At this point one can see what is wrong with Phillips' view. Every sane person is an anti-realist about checkmate, but to be an anti-realist about God, as Phillips' view seems to require, is to make a joke of theistic belief. Phillips' claim that "theology is the grammar of discourse" (282) is therefore as preposterous as the claim that botany is the grammar of discourse about plants. There is of course a sense in which for the theist the existence of God is necessary, but this is not the sense in which a rule is necessary for a language-game. Chess is not chess without checkmate, so checkmate is necessary within chess. God, however, is not a rule, nor a linguistic presupposition, nor concept, nor anything dependent on human talking and acting. So the necessity of God is not the necessity of a rule. God is a necessary being, which implies that he is a being, which implies that he exsts independently of human talk and speech if he exists at all. God cannot be reduced to God-talk and God-ritual. Chess just is chess-talk and chess-ritual: chess has no reality outside chess conventions and the chessic form of life. Not so with God.

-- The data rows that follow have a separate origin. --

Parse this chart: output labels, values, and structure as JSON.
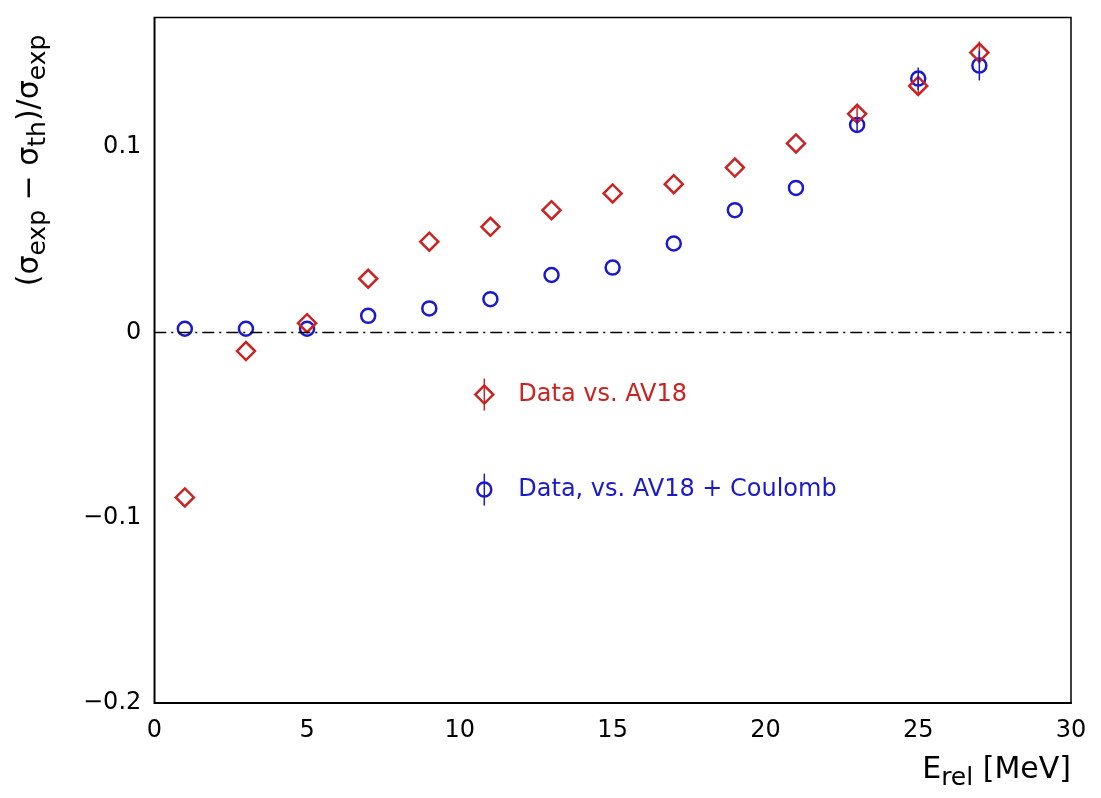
{
  "chart_data": {
    "type": "scatter",
    "xlabel": "E$_{rel}$ [MeV]",
    "ylabel": "(σ$_{exp}$ − σ$_{th}$)/σ$_{exp}$",
    "x": [
      1,
      3,
      5,
      7,
      9,
      11,
      13,
      15,
      17,
      19,
      21,
      23,
      25,
      27
    ],
    "series": [
      {
        "name": "Data vs. AV18",
        "color": "#cc2222",
        "marker": "diamond",
        "values": [
          -0.089,
          -0.01,
          0.005,
          0.029,
          0.049,
          0.057,
          0.066,
          0.075,
          0.08,
          0.089,
          0.102,
          0.118,
          0.133,
          0.151
        ],
        "errors": [
          null,
          null,
          null,
          null,
          null,
          null,
          null,
          null,
          null,
          null,
          null,
          0.004,
          0.005,
          0.006
        ]
      },
      {
        "name": "Data, vs. AV18 + Coulomb",
        "color": "#1a1acc",
        "marker": "circle",
        "values": [
          0.002,
          0.002,
          0.002,
          0.009,
          0.013,
          0.018,
          0.031,
          0.035,
          0.048,
          0.066,
          0.078,
          0.112,
          0.137,
          0.144
        ],
        "errors": [
          null,
          null,
          null,
          null,
          null,
          null,
          null,
          null,
          null,
          null,
          null,
          0.004,
          0.006,
          0.008
        ]
      }
    ],
    "xlim": [
      0,
      30
    ],
    "xticks": [
      0,
      5,
      10,
      15,
      20,
      25,
      30
    ],
    "ylim": [
      -0.2,
      0.17
    ],
    "yticks": [
      -0.2,
      -0.1,
      0,
      0.1
    ],
    "ref_lines": [
      {
        "axis": "y",
        "value": 0,
        "color": "#000000",
        "line_style": "dashdot"
      }
    ],
    "grid": false,
    "legend": "bottom"
  }
}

These points are frightfully obvious, but one can understand why Phillips was driven to contravene them. Surely God is not a physical object, and it is arguable that he is not a being among beings. What then is God, and how understand his reality? His is not the reality of any sort of abstract object, nor that of any sort of collection; thus he is not the world-whole. So Phillips is driven to say something equally untenable, namely, that God is immanent to certain language-games, as a sort of framework truth of those language-games.
The question of the reality of God is a hard nut to crack, but surely it won't do to say that the reality of God is a matter of talk and practice, as if God were merely a feature of certain language games and forms of life. If God exists, then he is a reality transcendent of any Sprachspiel or Lebensform.